Show probe 1: "Customer's stack is SAP + Coupa + Snowflake + Looker + Okta. Walk me through your week-one integration plan."

Day 1: map every system, owner, how they talk. Day 2: file Okta SSO + SCIM tickets with IT — they're the long pole. Day 3: design read paths — SAP supplier master via BAPI or OData; Coupa contract refs via REST. Day 4: agree with the customer's data team on Snowflake landing schema and delivery mechanism (direct write, share, or staging bucket). Day 5: scope the Looker semantic layer — what marts will analysts query, what dashboards do business users want. Identity and IT tickets are filed before any code is written; that's the senior signal.
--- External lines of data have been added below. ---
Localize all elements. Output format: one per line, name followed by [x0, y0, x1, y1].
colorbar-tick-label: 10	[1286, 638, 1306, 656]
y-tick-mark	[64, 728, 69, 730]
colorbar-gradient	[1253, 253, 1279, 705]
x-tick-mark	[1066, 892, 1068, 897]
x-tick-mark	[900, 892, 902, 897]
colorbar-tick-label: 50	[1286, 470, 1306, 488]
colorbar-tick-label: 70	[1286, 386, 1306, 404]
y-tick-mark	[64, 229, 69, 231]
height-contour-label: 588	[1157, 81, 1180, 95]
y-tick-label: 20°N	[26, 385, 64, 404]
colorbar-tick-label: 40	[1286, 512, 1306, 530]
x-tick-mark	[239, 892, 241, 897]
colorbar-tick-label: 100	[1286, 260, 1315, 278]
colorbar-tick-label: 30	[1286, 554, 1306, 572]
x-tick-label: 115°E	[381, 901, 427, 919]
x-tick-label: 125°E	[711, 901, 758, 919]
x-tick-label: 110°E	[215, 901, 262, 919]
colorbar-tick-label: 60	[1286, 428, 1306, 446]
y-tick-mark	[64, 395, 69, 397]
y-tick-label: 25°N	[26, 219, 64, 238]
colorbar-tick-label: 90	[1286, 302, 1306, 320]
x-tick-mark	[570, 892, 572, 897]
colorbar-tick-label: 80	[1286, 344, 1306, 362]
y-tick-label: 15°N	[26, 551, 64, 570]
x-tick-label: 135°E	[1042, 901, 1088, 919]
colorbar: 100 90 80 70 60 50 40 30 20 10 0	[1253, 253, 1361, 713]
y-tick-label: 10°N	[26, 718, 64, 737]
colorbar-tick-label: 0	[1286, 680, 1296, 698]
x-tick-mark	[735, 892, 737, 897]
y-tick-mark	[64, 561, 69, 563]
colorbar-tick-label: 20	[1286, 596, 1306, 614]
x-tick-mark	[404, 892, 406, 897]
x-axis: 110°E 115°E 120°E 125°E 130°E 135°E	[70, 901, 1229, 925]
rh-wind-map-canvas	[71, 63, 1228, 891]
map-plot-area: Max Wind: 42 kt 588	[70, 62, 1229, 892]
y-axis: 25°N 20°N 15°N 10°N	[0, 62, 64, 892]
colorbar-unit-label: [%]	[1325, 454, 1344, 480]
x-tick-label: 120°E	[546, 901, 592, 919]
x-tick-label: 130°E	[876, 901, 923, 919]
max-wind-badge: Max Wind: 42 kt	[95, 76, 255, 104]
Show probe 2: "Why defer ERP writeback?"

Three reasons. (1) Political — the ERP is the system of record; writing into it touches finance, IT, and procurement teams whose buy-in takes time. (2) Risk — a bad write into ERP can affect financial close, payables, audits. (3) Sequencing — most of the deployment's value lands in the warehouse and BI without touching ERP. Build that value first, then earn the right to write back. Doing writeback in week two erodes trust if the customer hasn't internally agreed.

Show probe 3: "What's the difference between Okta SAML and SCIM?"

SAML is the authentication protocol — when a user clicks "log in," the platform redirects to Okta, Okta verifies, and returns a signed assertion. SCIM is the provisioning protocol — when an employee joins the company, Okta automatically creates a user in the platform; when they leave, Okta disables them. SAML handles the runtime; SCIM handles the lifecycle. Most enterprise deployments need both.

Show probe 4: "Customer's BI is Tableau but you'd recommend Looker for the semantic layer. What do you do?"

Use Tableau. Imposing Looker means asking the customer to license and learn a new tool, which adds operational burden and earns no trust. The semantic layer can live in dbt models inside the warehouse rather than in Looker — Tableau queries them just fine. Push back only if the customer specifically asks "should we add Looker?", and even then, weigh in based on their existing analyst skill set, not your preference.

Show probe 5: "What goes wrong with SAP integrations?"

Five common issues. (1) Custom Z-tables that aren't documented anywhere — the customer's SAP team will need to explain them. (2) Heavy customization makes "standard" BAPIs unusable. (3) Customer's SAP team is overwhelmed and slow to respond. (4) Production access requires change advisory board approval, which adds weeks. (5) Data quality in SAP is sometimes worse than the customer admits — supplier master deduplication, currency normalization, posting-date vs document-date confusion. Plan for the people problems as much as the technical ones.